Government should scrap Bill 64, other stalled legislation in light of premier's early exit: Manitoba NDP

The Opposition NDP called on the Progressive Conservative government to abandon efforts to push through five bills stalled earlier this year, including the controversial Bill 64, which would overhaul Manitoba's public education system.

Controversial Education Modernization Act among 5 bills Opposition now wants Tory government to abandon

Opposition to Bill 64 has continued to show up across Manitoba in the form of lawn signs, like these put out by the Manitoba NDP. (Darin Morash/CBC)

Manitoba's Official Opposition is calling on the Progressive Conservative government to abandon efforts to push through five bills stalled earlier this year, now that Premier Brian Pallister has announced his plans to leave office early.

Those proposed pieces of legislation include the controversial Bill 64, also known as the Education Modernization Act, which would overhaul Manitoba's public education system.

Wednesday's update comes one day after Pallister announced he will step down before the next provincial election, set for 2023, though the premier did not say specifically when he plans to leave politics.

"When you have a premier resigning mid-term, it's clearly a sign that something has gone wrong," Opposition NDP Leader Wab Kinew said at a news conference on Wednesday.

"Now that we have a lame-duck premier, it doesn't make any sense for Manitoba to continue to pursue his legislative agenda."

Under the rules of Manitoba's legislature, the Opposition is allowed to mark up to five government bills as designated, which means they need to be held over until the fall sitting.

The bills the NDP stalled this spring and now wants ditched also include an amendment to the Labour Relations Act that would eliminate the requirement for binding arbitration after a 60-day dispute between a union and employer — potentially resulting in strikes and lockouts lasting indefinitely, critics say — and one that would see the Public Utilities Board approve electricity rates in five-year intervals rather than annually.

The NDP also wants the province to scrap amendments to the Liquor, Gaming and Cannabis Control Act that critics say could lead to privatization of liquor sales, and the Protection of Critical Infrastructure Act (Bill 57), which opponents have said could stifle legitimate protests.

Wab Kinew is the leader of Manitoba's Opposition NDP. (John Woods/The Canadian Press)

Opposition House leader Nahanni Fontaine said she wrote to government House leader Kelvin Goertzen asking for the bills to be immediately withdrawn — a request she called "perfectly reasonable and absolutely doable."

"In light of yesterday's news, it's important that the PC caucus take a step back and review whether or not they want to be associated with Brian Pallister's legislative agenda," Fontaine said alongside Kinew, adding that she would be "more than willing" to work with Goertzen on the request.
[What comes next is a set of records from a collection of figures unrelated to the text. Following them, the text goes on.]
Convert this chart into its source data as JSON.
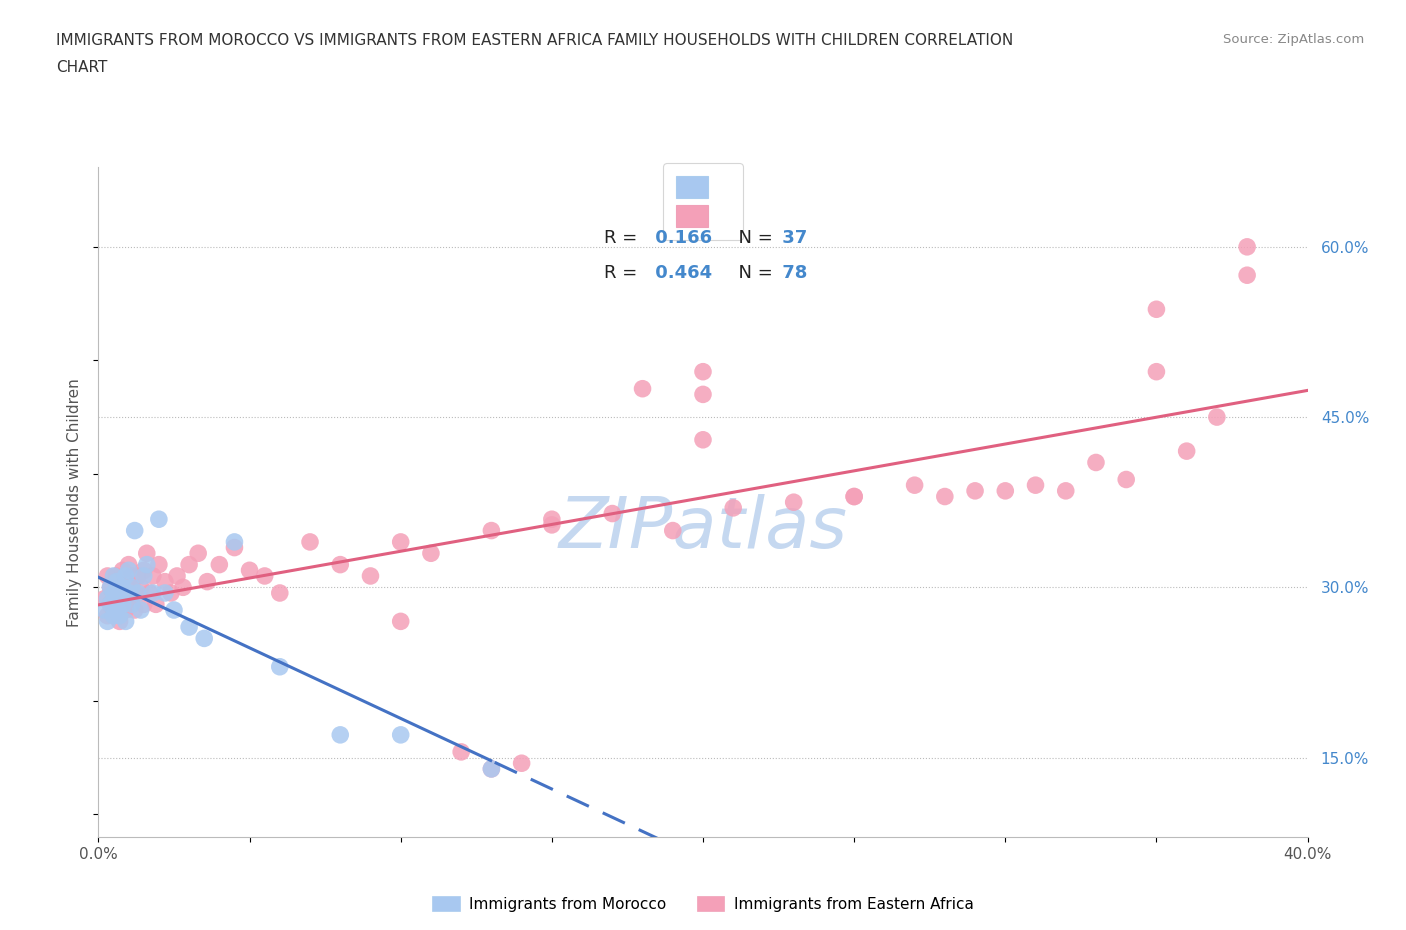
{
  "title_line1": "IMMIGRANTS FROM MOROCCO VS IMMIGRANTS FROM EASTERN AFRICA FAMILY HOUSEHOLDS WITH CHILDREN CORRELATION",
  "title_line2": "CHART",
  "source": "Source: ZipAtlas.com",
  "ylabel": "Family Households with Children",
  "xlim": [
    0.0,
    0.4
  ],
  "ylim": [
    0.08,
    0.67
  ],
  "x_ticks": [
    0.0,
    0.05,
    0.1,
    0.15,
    0.2,
    0.25,
    0.3,
    0.35,
    0.4
  ],
  "x_tick_labels": [
    "0.0%",
    "",
    "",
    "",
    "",
    "",
    "",
    "",
    "40.0%"
  ],
  "y_ticks_right": [
    0.15,
    0.3,
    0.45,
    0.6
  ],
  "y_tick_labels_right": [
    "15.0%",
    "30.0%",
    "45.0%",
    "60.0%"
  ],
  "R_morocco": 0.166,
  "N_morocco": 37,
  "R_eastern": 0.464,
  "N_eastern": 78,
  "color_morocco": "#a8c8f0",
  "color_eastern": "#f4a0b8",
  "line_color_morocco": "#4472c4",
  "line_color_eastern": "#e06080",
  "watermark": "ZIPatlas",
  "watermark_color": "#c5d8f0",
  "morocco_x": [
    0.002,
    0.003,
    0.003,
    0.004,
    0.004,
    0.005,
    0.005,
    0.005,
    0.006,
    0.006,
    0.006,
    0.007,
    0.007,
    0.008,
    0.008,
    0.009,
    0.009,
    0.01,
    0.01,
    0.011,
    0.011,
    0.012,
    0.013,
    0.014,
    0.015,
    0.016,
    0.018,
    0.02,
    0.022,
    0.025,
    0.03,
    0.035,
    0.045,
    0.06,
    0.08,
    0.1,
    0.13
  ],
  "morocco_y": [
    0.28,
    0.29,
    0.27,
    0.3,
    0.285,
    0.295,
    0.275,
    0.31,
    0.29,
    0.28,
    0.305,
    0.295,
    0.275,
    0.3,
    0.285,
    0.31,
    0.27,
    0.295,
    0.315,
    0.285,
    0.3,
    0.35,
    0.295,
    0.28,
    0.31,
    0.32,
    0.295,
    0.36,
    0.295,
    0.28,
    0.265,
    0.255,
    0.34,
    0.23,
    0.17,
    0.17,
    0.14
  ],
  "eastern_x": [
    0.002,
    0.003,
    0.003,
    0.004,
    0.004,
    0.005,
    0.005,
    0.006,
    0.006,
    0.007,
    0.007,
    0.008,
    0.008,
    0.009,
    0.009,
    0.01,
    0.01,
    0.011,
    0.011,
    0.012,
    0.012,
    0.013,
    0.014,
    0.015,
    0.015,
    0.016,
    0.017,
    0.018,
    0.019,
    0.02,
    0.022,
    0.024,
    0.026,
    0.028,
    0.03,
    0.033,
    0.036,
    0.04,
    0.045,
    0.05,
    0.055,
    0.06,
    0.07,
    0.08,
    0.09,
    0.1,
    0.11,
    0.13,
    0.15,
    0.17,
    0.19,
    0.21,
    0.23,
    0.25,
    0.27,
    0.29,
    0.31,
    0.33,
    0.34,
    0.36,
    0.37,
    0.35,
    0.32,
    0.3,
    0.28,
    0.25,
    0.2,
    0.18,
    0.15,
    0.35,
    0.38,
    0.38,
    0.2,
    0.2,
    0.14,
    0.13,
    0.12,
    0.1
  ],
  "eastern_y": [
    0.29,
    0.275,
    0.31,
    0.285,
    0.3,
    0.295,
    0.28,
    0.31,
    0.285,
    0.3,
    0.27,
    0.295,
    0.315,
    0.28,
    0.305,
    0.29,
    0.32,
    0.285,
    0.31,
    0.295,
    0.28,
    0.31,
    0.3,
    0.315,
    0.285,
    0.33,
    0.295,
    0.31,
    0.285,
    0.32,
    0.305,
    0.295,
    0.31,
    0.3,
    0.32,
    0.33,
    0.305,
    0.32,
    0.335,
    0.315,
    0.31,
    0.295,
    0.34,
    0.32,
    0.31,
    0.34,
    0.33,
    0.35,
    0.36,
    0.365,
    0.35,
    0.37,
    0.375,
    0.38,
    0.39,
    0.385,
    0.39,
    0.41,
    0.395,
    0.42,
    0.45,
    0.49,
    0.385,
    0.385,
    0.38,
    0.38,
    0.43,
    0.475,
    0.355,
    0.545,
    0.575,
    0.6,
    0.49,
    0.47,
    0.145,
    0.14,
    0.155,
    0.27
  ]
}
"Kelvin and I have developed a really good working relationship. I respect him. He has, I hope, respect for me as well. And so it's something that we can pursue together."

That withdrawal could come one of three ways, Fontaine said: prorogation of the House (which would end the legislative session and kill all five bills), unanimous leave or permission from the House to withdraw the bills, or rejection of the bills at their second readings.

Nahanni Fontaine says she wants to work with Kelvin Goertzen to withdraw all five bills the NDP stalled this spring, including Bill 64. (Ian Froese/CBC)

Later Wednesday, Education Minister Cliff Cullen was tight-lipped on whether a potential leadership race now on the horizon would affect Bill 64.

"Those are conversations that we'll continue to have. I'll just say today, you'll hear more about that in the near future," Cullen said.

Next steps depend on new leader: analyst

Political scientist Christopher Adams said that response suggests the province might be second-guessing its education overhaul.

That's especially true as opposition to Bill 64 grows among rural Manitobans — a significant part of the Progressive Conservatives' support base — with many worried their communities will suffer if it becomes law, he said.

Political scientist Christopher Adams is an adjunct professor in political studies at the University of Manitoba. (CBC News )

The big policy areas that middle-class voters are typically most concerned about are health care and education, he said.

"And if you're taking your lumps in the field of education or health care, you're going to take your lumps from voters when it comes to an election," Adams, an adjunct professor in political studies at the University of Manitoba, said over the phone Wednesday.

"So I think what Cliff Cullen is saying indicates that they're realizing that. And there's probably concern within the caucus about this among many of the MLAs who are probably worried as to whether they'll be able to hold on to their seat in the next election."

Adams said he doesn't foresee the province giving in to the Opposition's latest demand — but it will all depend on who takes the helm as the PC party's new leader.

"If that person is elected on a platform to take the party in a new direction, to do a reset button on its image and to reverse the decline in the polls, then I could see a different direction," he said.

"But I expect it's steady as she goes for the government."

Still, Manitoba is now in an unusual situation with a leader who has announced his pending resignation but still provided no road map for when that will happen. And the longer Pallister waits to announce those details, the more difficult it will be for him and the party, Adams said.

"The longer people are guessing as to when this would happen, the more difficult it will be for those vying to be the next leader," he said.